Founder, Instructor, Personal Trainer AND Nutritional Expert Katie O’Connor is a pretty knowledgable voice in all things health. Here she gives us one quick and easy way to improve our general well being.
Walking down the vitamin aisle at the health food store reminds me of the skincare section in any department store: hundreds of beautifully packages bottles, promising youth, health and happiness…with a hefty price tag! The supplement world is a minefield of conflicting messages. Some experts swear we can get all we need from a health balanced diet. Other experts swear we need certain supplements to be healthy.
I do believe that we could get all the vitamins and minerals that we need from food. Afterall, our ancestors 100 years ago didn’t have a local Wholefoods to stock up on their supplements and they survived. However, with increasingly busy lives and food that is less nutrient rich than it was in the past (more on that later), I’m still a big fan of some nutritional ‘insurance’ in the form of supplementation.
Today, I want to focus on Magnesium. I may sound like I’m preaching, but I believe adding a magnesium supplement to your diet is probably the best, easiest thing you could do to improve your health today. Magnesium regulates over 300 enzyme functions in our body, affecting our electrolyte balance, metabolism and many other biochemical reactions. Having sufficient magnesium levels can help our health in many ways, including better sleep, increased energy, improved mood, stronger muscles, reduced muscle soreness after exercise, improved flexibility, improved performance under stress, and stronger bones. It can also help prevent disease and repair ailments including high blood pressure, heart disease, diabetes, period pain, chronic pain, asthma, migraines, and constipation.
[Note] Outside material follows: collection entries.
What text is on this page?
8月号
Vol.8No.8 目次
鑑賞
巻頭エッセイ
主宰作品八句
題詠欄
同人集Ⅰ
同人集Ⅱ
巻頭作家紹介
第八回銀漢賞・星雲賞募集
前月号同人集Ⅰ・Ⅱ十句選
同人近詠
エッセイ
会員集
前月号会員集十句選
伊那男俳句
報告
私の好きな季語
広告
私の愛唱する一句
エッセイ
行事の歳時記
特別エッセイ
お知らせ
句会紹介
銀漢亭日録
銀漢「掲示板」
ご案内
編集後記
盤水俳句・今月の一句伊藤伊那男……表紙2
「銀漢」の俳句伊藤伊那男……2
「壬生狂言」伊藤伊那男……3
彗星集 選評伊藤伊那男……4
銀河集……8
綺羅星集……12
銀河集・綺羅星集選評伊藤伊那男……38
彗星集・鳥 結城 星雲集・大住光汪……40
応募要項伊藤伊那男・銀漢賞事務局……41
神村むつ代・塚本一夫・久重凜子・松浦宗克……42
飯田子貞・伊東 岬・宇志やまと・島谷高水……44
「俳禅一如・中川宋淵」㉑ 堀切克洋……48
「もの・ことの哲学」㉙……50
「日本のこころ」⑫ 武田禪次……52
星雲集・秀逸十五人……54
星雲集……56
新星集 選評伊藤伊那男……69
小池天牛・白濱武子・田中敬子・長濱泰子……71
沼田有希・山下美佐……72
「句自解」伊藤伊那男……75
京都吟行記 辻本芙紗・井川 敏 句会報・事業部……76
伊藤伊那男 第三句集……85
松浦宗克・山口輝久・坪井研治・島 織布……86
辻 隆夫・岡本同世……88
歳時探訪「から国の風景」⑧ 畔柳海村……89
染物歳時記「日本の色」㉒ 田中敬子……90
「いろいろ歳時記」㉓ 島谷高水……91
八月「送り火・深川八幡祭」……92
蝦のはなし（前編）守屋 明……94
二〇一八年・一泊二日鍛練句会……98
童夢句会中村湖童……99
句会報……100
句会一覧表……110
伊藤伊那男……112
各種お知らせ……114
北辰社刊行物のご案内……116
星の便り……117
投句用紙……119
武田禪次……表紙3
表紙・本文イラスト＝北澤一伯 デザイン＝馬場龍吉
And that is not even an exhaustive list!
Our bodies cannot manufacture magnesium so we need to continually supply it to the body. Unfortunately, modern lifestyles often deplete magnesium stores faster than they are replenished. Coffee, alcohol, black tea, soy, and many prescription drugs are all culprits. Good food sources of magnesium include seaweed, dark leafy greens, pumpkin seeds, sesame seeds, sunflower seeds, and avocados. Magnesium is scarcer in our modern food supply than it was historically because much of the magnesium is farmed out of the soil. You will get more magnesium from organic food, but you still may need to supplement.
I take a magnesium supplement each morning in powder form. If you opt to supplement magnesium, look for Magnesium Glycinate. This form provides the highest absorption and bioavailability. You may come across Magnesium Oxidate, which is the cheapest form, but your body will only absorb about 4%. It does work as an effective laxative, however if that’s what you’re going for! You can also absorb magnesium through your skin. Epsom salt (Magnesium Sulfate) baths and foot soaks are great for this, or you can apply magnesium oil topically for absorption. Try it out and I think you’ll feel the benefits to your body in a matter of weeks. Enjoy!